Over the past several years we have become wrapped up in the argument over Critical Race Theory, with one’s opinion being used as a litmus test for checking the “R” or the “D” in party affiliation. In reality, we’re not asking about conservative or progressive; what we’re really asking is, do we want to bury our heads in the sand because it makes us feel bad? Or do we want to be intellectually honest, and examine painful truths?

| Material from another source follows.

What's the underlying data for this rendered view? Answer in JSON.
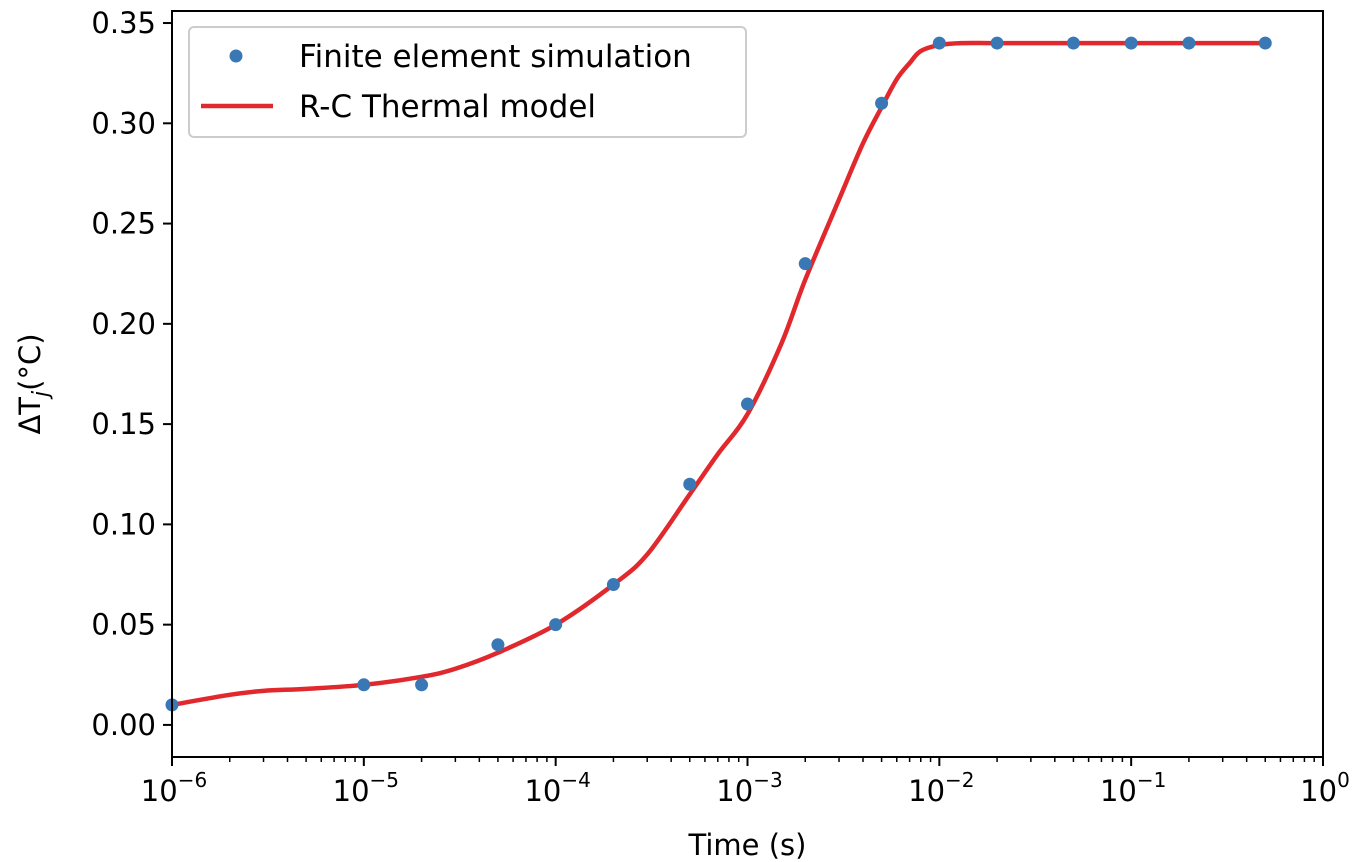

If you are someone who has an (often) knee-jerk and (often) misinformed reaction anytime CRT is brought up, I come back to this:

What stories would you leave out? What stories about your ancestors, “your” country, would you not want told? Genocide? Famine? Religious bigotry? The summer of ’68, when both Martin Luther King Jr. and Robert Kennedy were assassinated, is pretty disturbing — should we skip it in high school? A man tried to kill Ronald Reagan because he wanted to impress Academy Award winner Jodie Foster. Should we skip over that?

The boogeyman is back. Designed in a lab to polarize the country. Optimized to distract from issues that could actually be solved, and actually provide relief to overcrowded, under resourced, public schools. The boogeyman is back to scare you, to convince you he’s right under your children’s beds, ready to strike when they are most vulnerable.

Let’s leave that story out of our history and instead, start learning from our past.